8. The method of claim 1, wherein the copper-pigment antioxidant complex is sodium-copper-chlorophyllin.

9. The method of claim 1, wherein the composition is applied topically in conjunction or simultaneously with a secondary pharmaceutical or cosmeceutical treatment composition for a skin disorder that includes one or more of the following: rosacea, acne, enlarged facial pores, seborrhea or excessively oily facial skin, acne scars, post-acne pigmentation, and premature aging of the skin which includes skin wrinkling, sagging, roughness, blotchiness and uneven pigmentation caused by sun damage; said secondary treatment composition not containing a copper-botanical antioxidant complex.

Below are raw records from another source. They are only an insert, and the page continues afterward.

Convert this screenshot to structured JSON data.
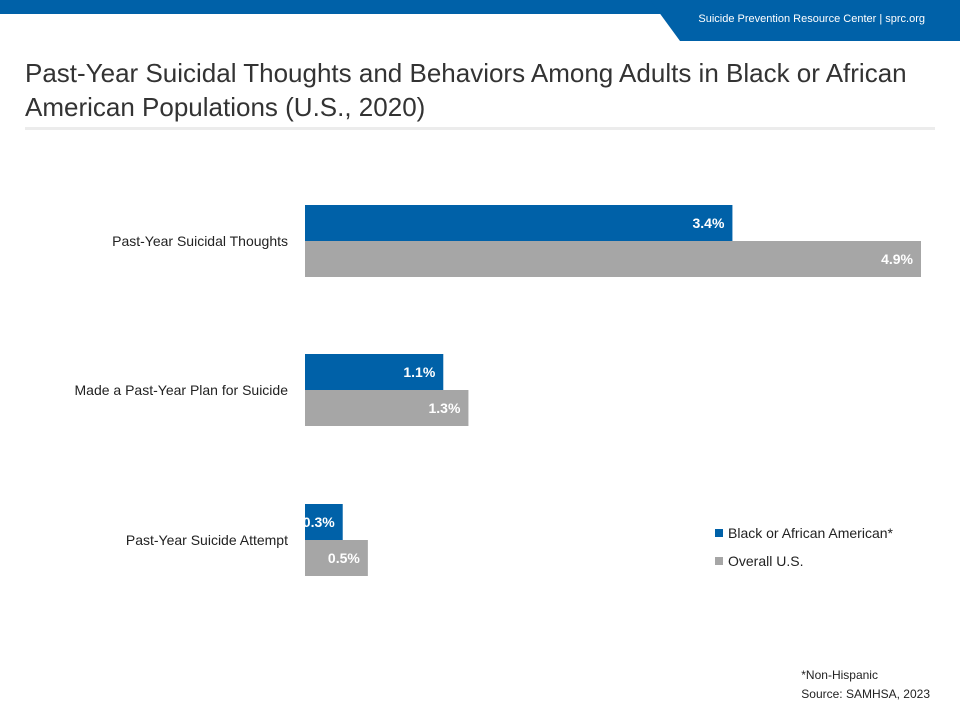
{
  "header": {
    "org_text": "Suicide Prevention Resource Center  | sprc.org",
    "brand_color": "#0061a8"
  },
  "title": "Past-Year Suicidal Thoughts and Behaviors Among Adults in Black or African American Populations (U.S., 2020)",
  "chart_data": {
    "type": "bar",
    "orientation": "horizontal",
    "categories": [
      "Past-Year Suicidal Thoughts",
      "Made a Past-Year Plan for Suicide",
      "Past-Year Suicide Attempt"
    ],
    "series": [
      {
        "name": "Black or African American*",
        "values": [
          3.4,
          1.1,
          0.3
        ],
        "labels": [
          "3.4%",
          "1.1%",
          "0.3%"
        ],
        "color": "#0061a8"
      },
      {
        "name": "Overall U.S.",
        "values": [
          4.9,
          1.3,
          0.5
        ],
        "labels": [
          "4.9%",
          "1.3%",
          "0.5%"
        ],
        "color": "#a6a6a6"
      }
    ],
    "xlim": [
      0,
      4.9
    ],
    "grid": false,
    "legend_position": "bottom-right"
  },
  "footnotes": {
    "note": "*Non-Hispanic",
    "source": "Source: SAMHSA, 2023"
  }
}
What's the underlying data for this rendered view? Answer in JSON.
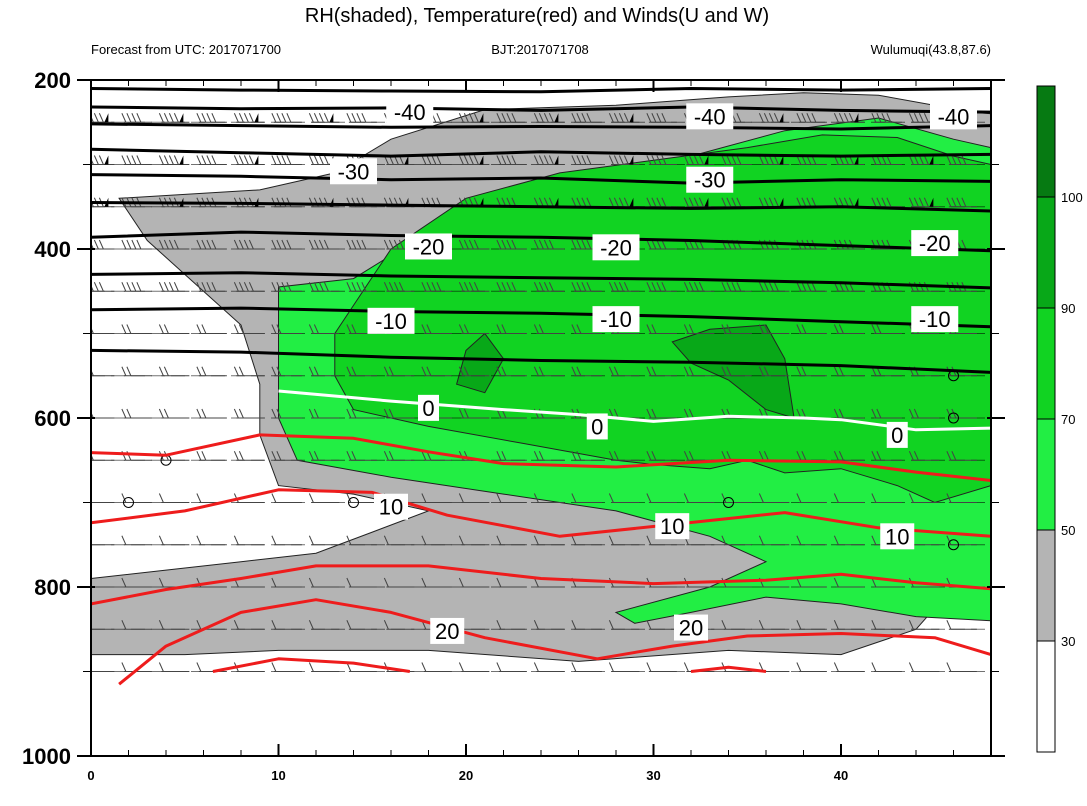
{
  "chart_data": {
    "type": "heatmap",
    "title": "RH(shaded), Temperature(red) and Winds(U and W)",
    "subtitle_left": "Forecast from UTC: 2017071700",
    "subtitle_center": "BJT:2017071708",
    "subtitle_right": "Wulumuqi(43.8,87.6)",
    "xlim": [
      0,
      48
    ],
    "ylim": [
      1000,
      200
    ],
    "y_scale": "pressure (inverted)",
    "x_ticks": [
      0,
      10,
      20,
      30,
      40
    ],
    "y_ticks": [
      200,
      400,
      600,
      800,
      1000
    ],
    "grid": true,
    "colorbar": {
      "placement": "right",
      "ticks": [
        30,
        50,
        70,
        90,
        100
      ],
      "levels": [
        {
          "min": 0,
          "max": 30,
          "color": "#ffffff"
        },
        {
          "min": 30,
          "max": 50,
          "color": "#b4b4b4"
        },
        {
          "min": 50,
          "max": 70,
          "color": "#22ee44"
        },
        {
          "min": 70,
          "max": 90,
          "color": "#11d322"
        },
        {
          "min": 90,
          "max": 100,
          "color": "#08a818"
        },
        {
          "min": 100,
          "max": 110,
          "color": "#067a12"
        }
      ]
    },
    "rh_regions": [
      {
        "level": 30,
        "color": "#b4b4b4",
        "points": [
          [
            1.5,
            340
          ],
          [
            9,
            330
          ],
          [
            13,
            310
          ],
          [
            16,
            270
          ],
          [
            21,
            235
          ],
          [
            28,
            230
          ],
          [
            34,
            220
          ],
          [
            38,
            215
          ],
          [
            42,
            218
          ],
          [
            47,
            238
          ],
          [
            48,
            240
          ],
          [
            48,
            750
          ],
          [
            46,
            800
          ],
          [
            44,
            850
          ],
          [
            40,
            880
          ],
          [
            34,
            875
          ],
          [
            26,
            888
          ],
          [
            18,
            875
          ],
          [
            10,
            875
          ],
          [
            5,
            880
          ],
          [
            0,
            880
          ],
          [
            0,
            790
          ],
          [
            4,
            780
          ],
          [
            8,
            770
          ],
          [
            12,
            760
          ],
          [
            15,
            735
          ],
          [
            18,
            710
          ],
          [
            14,
            690
          ],
          [
            10,
            680
          ],
          [
            9,
            620
          ],
          [
            9,
            560
          ],
          [
            8,
            490
          ],
          [
            5,
            430
          ],
          [
            3,
            390
          ],
          [
            1.5,
            340
          ]
        ]
      },
      {
        "level": 50,
        "color": "#22ee44",
        "points": [
          [
            10,
            570
          ],
          [
            10,
            445
          ],
          [
            14,
            435
          ],
          [
            18,
            380
          ],
          [
            22,
            350
          ],
          [
            26,
            315
          ],
          [
            32,
            290
          ],
          [
            37,
            260
          ],
          [
            42,
            245
          ],
          [
            46,
            270
          ],
          [
            48,
            280
          ],
          [
            48,
            840
          ],
          [
            44,
            835
          ],
          [
            40,
            820
          ],
          [
            36,
            812
          ],
          [
            32,
            830
          ],
          [
            29,
            843
          ],
          [
            28,
            830
          ],
          [
            33,
            800
          ],
          [
            36,
            770
          ],
          [
            33,
            740
          ],
          [
            28,
            710
          ],
          [
            22,
            690
          ],
          [
            16,
            670
          ],
          [
            11,
            650
          ],
          [
            10,
            600
          ],
          [
            10,
            570
          ]
        ]
      },
      {
        "level": 70,
        "color": "#11d322",
        "points": [
          [
            13,
            500
          ],
          [
            16,
            400
          ],
          [
            20,
            340
          ],
          [
            25,
            310
          ],
          [
            30,
            295
          ],
          [
            35,
            280
          ],
          [
            39,
            265
          ],
          [
            43,
            268
          ],
          [
            46,
            290
          ],
          [
            48,
            300
          ],
          [
            48,
            680
          ],
          [
            45,
            700
          ],
          [
            43,
            680
          ],
          [
            40,
            660
          ],
          [
            37,
            665
          ],
          [
            35,
            650
          ],
          [
            33,
            660
          ],
          [
            30,
            655
          ],
          [
            28,
            650
          ],
          [
            23,
            630
          ],
          [
            18,
            610
          ],
          [
            14,
            590
          ],
          [
            13,
            550
          ],
          [
            13,
            500
          ]
        ]
      },
      {
        "level": 90,
        "color": "#08a818",
        "points": [
          [
            19.5,
            560
          ],
          [
            20,
            520
          ],
          [
            21,
            500
          ],
          [
            22,
            530
          ],
          [
            21,
            570
          ],
          [
            19.5,
            560
          ]
        ]
      },
      {
        "level": 90,
        "color": "#08a818",
        "points": [
          [
            31,
            510
          ],
          [
            33,
            495
          ],
          [
            36,
            490
          ],
          [
            37,
            530
          ],
          [
            37.5,
            600
          ],
          [
            36,
            590
          ],
          [
            34,
            555
          ],
          [
            32,
            535
          ],
          [
            31,
            510
          ]
        ]
      }
    ],
    "temperature_contours": [
      {
        "value": -40,
        "color": "#000000",
        "points": [
          [
            0,
            210
          ],
          [
            8,
            212
          ],
          [
            16,
            213
          ],
          [
            24,
            214
          ],
          [
            32,
            210
          ],
          [
            40,
            212
          ],
          [
            48,
            210
          ]
        ]
      },
      {
        "value": -40,
        "color": "#000000",
        "points": [
          [
            0,
            232
          ],
          [
            8,
            234
          ],
          [
            16,
            233
          ],
          [
            24,
            236
          ],
          [
            32,
            232
          ],
          [
            40,
            236
          ],
          [
            48,
            238
          ]
        ]
      },
      {
        "value": -40,
        "color": "#000000",
        "points": [
          [
            0,
            252
          ],
          [
            8,
            254
          ],
          [
            16,
            256
          ],
          [
            24,
            255
          ],
          [
            32,
            256
          ],
          [
            40,
            258
          ],
          [
            48,
            254
          ]
        ]
      },
      {
        "value": -30,
        "color": "#000000",
        "points": [
          [
            0,
            282
          ],
          [
            8,
            286
          ],
          [
            16,
            290
          ],
          [
            24,
            285
          ],
          [
            32,
            288
          ],
          [
            40,
            290
          ],
          [
            48,
            288
          ]
        ]
      },
      {
        "value": -30,
        "color": "#000000",
        "points": [
          [
            0,
            312
          ],
          [
            8,
            314
          ],
          [
            16,
            318
          ],
          [
            24,
            316
          ],
          [
            32,
            322
          ],
          [
            40,
            318
          ],
          [
            48,
            320
          ]
        ]
      },
      {
        "value": -30,
        "color": "#000000",
        "points": [
          [
            0,
            345
          ],
          [
            8,
            346
          ],
          [
            16,
            348
          ],
          [
            24,
            350
          ],
          [
            32,
            352
          ],
          [
            40,
            350
          ],
          [
            48,
            355
          ]
        ]
      },
      {
        "value": -20,
        "color": "#000000",
        "points": [
          [
            0,
            386
          ],
          [
            8,
            380
          ],
          [
            16,
            384
          ],
          [
            24,
            386
          ],
          [
            32,
            390
          ],
          [
            40,
            396
          ],
          [
            48,
            402
          ]
        ]
      },
      {
        "value": -20,
        "color": "#000000",
        "points": [
          [
            0,
            430
          ],
          [
            8,
            428
          ],
          [
            16,
            432
          ],
          [
            24,
            434
          ],
          [
            32,
            436
          ],
          [
            40,
            440
          ],
          [
            48,
            446
          ]
        ]
      },
      {
        "value": -10,
        "color": "#000000",
        "points": [
          [
            0,
            472
          ],
          [
            8,
            470
          ],
          [
            16,
            474
          ],
          [
            24,
            476
          ],
          [
            32,
            480
          ],
          [
            40,
            486
          ],
          [
            48,
            492
          ]
        ]
      },
      {
        "value": -10,
        "color": "#000000",
        "points": [
          [
            0,
            520
          ],
          [
            8,
            522
          ],
          [
            16,
            528
          ],
          [
            24,
            532
          ],
          [
            32,
            534
          ],
          [
            40,
            538
          ],
          [
            48,
            546
          ]
        ]
      },
      {
        "value": 0,
        "color": "#ffffff",
        "points": [
          [
            10,
            568
          ],
          [
            16,
            580
          ],
          [
            22,
            590
          ],
          [
            26,
            596
          ],
          [
            30,
            604
          ],
          [
            34,
            598
          ],
          [
            38,
            600
          ],
          [
            40,
            602
          ],
          [
            44,
            614
          ],
          [
            48,
            612
          ]
        ]
      },
      {
        "value": 10,
        "color": "#ee1c1c",
        "points": [
          [
            0,
            641
          ],
          [
            4,
            644
          ],
          [
            9,
            620
          ],
          [
            14,
            624
          ],
          [
            18,
            640
          ],
          [
            22,
            654
          ],
          [
            28,
            658
          ],
          [
            34,
            650
          ],
          [
            40,
            652
          ],
          [
            44,
            664
          ],
          [
            48,
            674
          ]
        ]
      },
      {
        "value": 10,
        "color": "#ee1c1c",
        "points": [
          [
            0,
            724
          ],
          [
            5,
            710
          ],
          [
            10,
            685
          ],
          [
            15,
            688
          ],
          [
            19,
            715
          ],
          [
            25,
            740
          ],
          [
            31,
            726
          ],
          [
            37,
            712
          ],
          [
            42,
            730
          ],
          [
            48,
            740
          ]
        ]
      },
      {
        "value": 20,
        "color": "#ee1c1c",
        "points": [
          [
            0,
            820
          ],
          [
            4,
            803
          ],
          [
            8,
            790
          ],
          [
            12,
            775
          ],
          [
            18,
            775
          ],
          [
            24,
            790
          ],
          [
            30,
            796
          ],
          [
            36,
            792
          ],
          [
            40,
            785
          ],
          [
            44,
            795
          ],
          [
            48,
            802
          ]
        ]
      },
      {
        "value": 20,
        "color": "#ee1c1c",
        "points": [
          [
            1.5,
            915
          ],
          [
            4,
            870
          ],
          [
            8,
            830
          ],
          [
            12,
            815
          ],
          [
            16,
            830
          ],
          [
            21,
            860
          ],
          [
            27,
            885
          ],
          [
            31,
            870
          ],
          [
            35,
            858
          ],
          [
            40,
            855
          ],
          [
            45,
            860
          ],
          [
            48,
            880
          ]
        ]
      },
      {
        "value": 20,
        "color": "#ee1c1c",
        "points": [
          [
            6.5,
            900
          ],
          [
            10,
            885
          ],
          [
            14,
            890
          ],
          [
            17,
            900
          ]
        ]
      },
      {
        "value": 20,
        "color": "#ee1c1c",
        "points": [
          [
            32,
            900
          ],
          [
            34,
            895
          ],
          [
            36,
            900
          ]
        ]
      }
    ],
    "contour_labels": [
      {
        "text": "-40",
        "x": 17,
        "y": 238
      },
      {
        "text": "-40",
        "x": 33,
        "y": 243
      },
      {
        "text": "-40",
        "x": 46,
        "y": 243
      },
      {
        "text": "-30",
        "x": 14,
        "y": 308
      },
      {
        "text": "-30",
        "x": 33,
        "y": 318
      },
      {
        "text": "-20",
        "x": 18,
        "y": 397
      },
      {
        "text": "-20",
        "x": 28,
        "y": 398
      },
      {
        "text": "-20",
        "x": 45,
        "y": 393
      },
      {
        "text": "-10",
        "x": 16,
        "y": 485
      },
      {
        "text": "-10",
        "x": 28,
        "y": 483
      },
      {
        "text": "-10",
        "x": 45,
        "y": 483
      },
      {
        "text": "0",
        "x": 18,
        "y": 588
      },
      {
        "text": "0",
        "x": 27,
        "y": 610
      },
      {
        "text": "0",
        "x": 43,
        "y": 620
      },
      {
        "text": "10",
        "x": 16,
        "y": 705
      },
      {
        "text": "10",
        "x": 31,
        "y": 728
      },
      {
        "text": "10",
        "x": 43,
        "y": 740
      },
      {
        "text": "20",
        "x": 19,
        "y": 852
      },
      {
        "text": "20",
        "x": 32,
        "y": 848
      }
    ],
    "wind_levels": [
      250,
      300,
      350,
      400,
      450,
      500,
      550,
      600,
      650,
      700,
      750,
      800,
      850,
      900
    ],
    "wind_x": [
      0.5,
      2.5,
      4.5,
      6.5,
      8.5,
      10.5,
      12.5,
      14.5,
      16.5,
      18.5,
      20.5,
      22.5,
      24.5,
      26.5,
      28.5,
      30.5,
      32.5,
      34.5,
      36.5,
      38.5,
      40.5,
      42.5,
      44.5,
      46.5
    ],
    "calm_points": [
      [
        4,
        650
      ],
      [
        2,
        700
      ],
      [
        14,
        700
      ],
      [
        34,
        700
      ],
      [
        46,
        750
      ],
      [
        46,
        550
      ],
      [
        46,
        600
      ]
    ]
  }
}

10. A composition for topical application for the beneficial treatment of one or more human skin disorders, said composition containing: a) an aqueous, non-acidic solution of sodium copper chlorophyllin within a submicron liposomal structure; b) said liposomal structure consisting of a linoleic acid/phosphatidyl choline type lecithin shell; c) said liposomes being dispersed in a cosmetically, pharmaceutically, or dermatology acceptable carrier vehicle.

11. The composition of claim 10 wherein the human skin disorder consists of one or more of the following: rosacea, acne, enlarged facial pores, seborrhea or excessively oily facial skin, acne scars, post-acne pigmentation, and premature aging of the skin which includes skin wrinkling, sagging, roughness, blotchiness and uneven pigmentation caused by sun damage.

12. The composition of claim 10 where the size of the liposomes is in the range of 150-350 nanometers in diameter.

13. The composition of claim 10 wherein the concentration of sodium copper chlorophyllin ranges between 0.0001% and 0.5% by weight of the total composition.

14. The composition of claim 10 wherein the cosmetically, pharmaceutically or dermatology acceptable carrier vehicle comprises a gel, lotion, spray, solid, liquid, emulsion, microemulsion, suspension, or liposomal dispersion.

15. The composition of claim 10 wherein the pH is adjusted to between 7.0-8.5 and preferably between 7.2-7.6.

16. A composition for topical application to human skin for increasing the natural tanning response induced by sunlight or simulated solar radiation or by UV tanning beds, said composition containing: a) an aqueous, non-acidic solution of sodium copper chlorophyllin within a submicron liposomal structure; b) said liposomal structure consisting of a linoleic acid/phosphatidyl choline type lecithin shell; c) said liposomes being dispersed in a cosmetically, pharmaceutically, or dermatology acceptable carrier vehicle.

17. The composition of claim 16 where the size of the liposomes is in the range of 150-350 nanometers in diameter.

18. The composition of claim 16 where the concentration of sodium copper chlorophyllin ranges between 0.0001% and 0.5% by weight of the total composition.

19. The composition of claim 16 wherein the cosmetically, pharmaceutically, or dermatology acceptable carrier vehicle comprises a gel, lotion, liquid or cream emulsion, microemulsion, suspension, or liposomal dispersion.

20. The composition of claim 10 and claim 16 wherein the pharmaceutical, cosmeceutical, or dermatological vehicle contains one or more water soluble skin penetration enhancing ingredients selected from the group that includes propylene glycol, butylene glycol, pentylene glycol, isopentyl glycol, ethoxydiglycol, dimethyl isosorbide, acetamide MEA, tetrahydropiperine, various PEG glyceryl ethers, Levomenol [(−)-6-Methyl-2-((4-methyl-3-cyclohexen-1-yl)-5-hepten-2-ol], N-Methyl-2-pyrrolidone, dimethyl sulfoxide and methyl sulfone.